The Modal backend is coming soon. The configuration and deployment instructions below reflect the planned design.
The Modal backend runs SDPO distillation remotely on Modal using L40S GPUs. No local GPU is needed. Modal handles all infrastructure.
Modal manages the compute infrastructure. You do not use Docker Compose for this backend.
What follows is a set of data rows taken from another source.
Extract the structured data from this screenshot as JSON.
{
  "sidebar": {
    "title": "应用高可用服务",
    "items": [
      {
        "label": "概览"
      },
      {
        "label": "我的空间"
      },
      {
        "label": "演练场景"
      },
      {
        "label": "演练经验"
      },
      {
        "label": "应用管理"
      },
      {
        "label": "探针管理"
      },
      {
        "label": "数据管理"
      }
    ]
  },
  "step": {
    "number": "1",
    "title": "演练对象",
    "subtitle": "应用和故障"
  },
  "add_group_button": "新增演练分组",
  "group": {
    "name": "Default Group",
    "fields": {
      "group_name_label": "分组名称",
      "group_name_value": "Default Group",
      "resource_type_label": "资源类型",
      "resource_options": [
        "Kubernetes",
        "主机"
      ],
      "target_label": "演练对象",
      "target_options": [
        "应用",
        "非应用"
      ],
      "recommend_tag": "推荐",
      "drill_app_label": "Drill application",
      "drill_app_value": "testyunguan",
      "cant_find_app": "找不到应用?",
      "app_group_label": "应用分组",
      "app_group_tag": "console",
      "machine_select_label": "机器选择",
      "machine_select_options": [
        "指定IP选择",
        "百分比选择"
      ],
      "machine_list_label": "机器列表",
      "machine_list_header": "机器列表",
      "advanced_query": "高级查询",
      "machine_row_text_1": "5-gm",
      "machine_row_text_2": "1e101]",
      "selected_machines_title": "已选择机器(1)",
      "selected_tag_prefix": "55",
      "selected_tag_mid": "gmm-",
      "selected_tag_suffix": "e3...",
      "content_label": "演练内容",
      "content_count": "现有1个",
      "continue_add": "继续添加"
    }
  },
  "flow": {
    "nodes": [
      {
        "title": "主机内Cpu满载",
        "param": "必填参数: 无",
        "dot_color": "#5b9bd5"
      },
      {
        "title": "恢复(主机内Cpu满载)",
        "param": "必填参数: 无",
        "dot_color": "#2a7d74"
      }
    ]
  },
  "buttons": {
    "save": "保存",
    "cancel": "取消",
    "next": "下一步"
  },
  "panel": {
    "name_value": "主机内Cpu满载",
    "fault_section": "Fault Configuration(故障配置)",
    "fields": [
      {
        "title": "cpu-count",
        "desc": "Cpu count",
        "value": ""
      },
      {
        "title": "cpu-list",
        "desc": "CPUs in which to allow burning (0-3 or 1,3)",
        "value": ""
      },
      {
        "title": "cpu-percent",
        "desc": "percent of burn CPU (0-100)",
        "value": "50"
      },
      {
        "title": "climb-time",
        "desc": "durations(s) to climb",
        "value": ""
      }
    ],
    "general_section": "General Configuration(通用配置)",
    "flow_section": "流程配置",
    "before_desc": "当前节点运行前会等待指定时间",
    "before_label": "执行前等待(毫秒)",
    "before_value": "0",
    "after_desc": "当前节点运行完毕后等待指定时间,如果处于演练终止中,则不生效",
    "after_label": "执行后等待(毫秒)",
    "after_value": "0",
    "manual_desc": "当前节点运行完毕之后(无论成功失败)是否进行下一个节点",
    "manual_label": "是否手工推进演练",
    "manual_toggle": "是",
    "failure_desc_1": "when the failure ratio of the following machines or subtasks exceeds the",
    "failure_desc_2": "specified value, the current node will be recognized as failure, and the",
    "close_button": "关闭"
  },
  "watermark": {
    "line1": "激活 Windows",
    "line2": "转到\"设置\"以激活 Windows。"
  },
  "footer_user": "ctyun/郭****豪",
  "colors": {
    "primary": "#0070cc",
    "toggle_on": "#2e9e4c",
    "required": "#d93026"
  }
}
Deployment is handled entirely via the Modal CLI.

Requirements

  • Python 3.11+ and uv
  • A Modal account
  • HF_TOKEN (optional, for gated models)

Deployment

1

Install dependencies

git clone https://github.com/kfallah/CLaaS.git
cd CLaaS
uv sync --extra local
2

Authenticate with Modal

uv run modal token new
3

Deploy

export HF_TOKEN=...   # optional, for gated models
export CLAAS_BASE_MODEL_ID=Qwen/Qwen3-8B
uv run modal deploy -m claas.deploy
The deployed app exposes the same API at https://your-app--claas-distill-fastapi-app.modal.run.
4

Verify

curl https://your-app--claas-distill-fastapi-app.modal.run/
curl https://your-app--claas-distill-fastapi-app.modal.run/v1/lora

Configuration

VariableRequiredDefaultDescription
HF_TOKENNoHuggingFace token (gated models only)
CLAAS_BASE_MODEL_IDNoQwen/Qwen3-8BBase model for LoRA training
For the full Hydra config and all environment variables, see the Configuration Reference.

LoRA Storage

LoRAs are stored in the claas-loras Modal Volume, which persists across deployments. The volume is automatically created on first deploy.

Claude Code integration

If you use Claude Code, the /setup-modal slash command deploys the CLaaS distillation service to Modal automatically.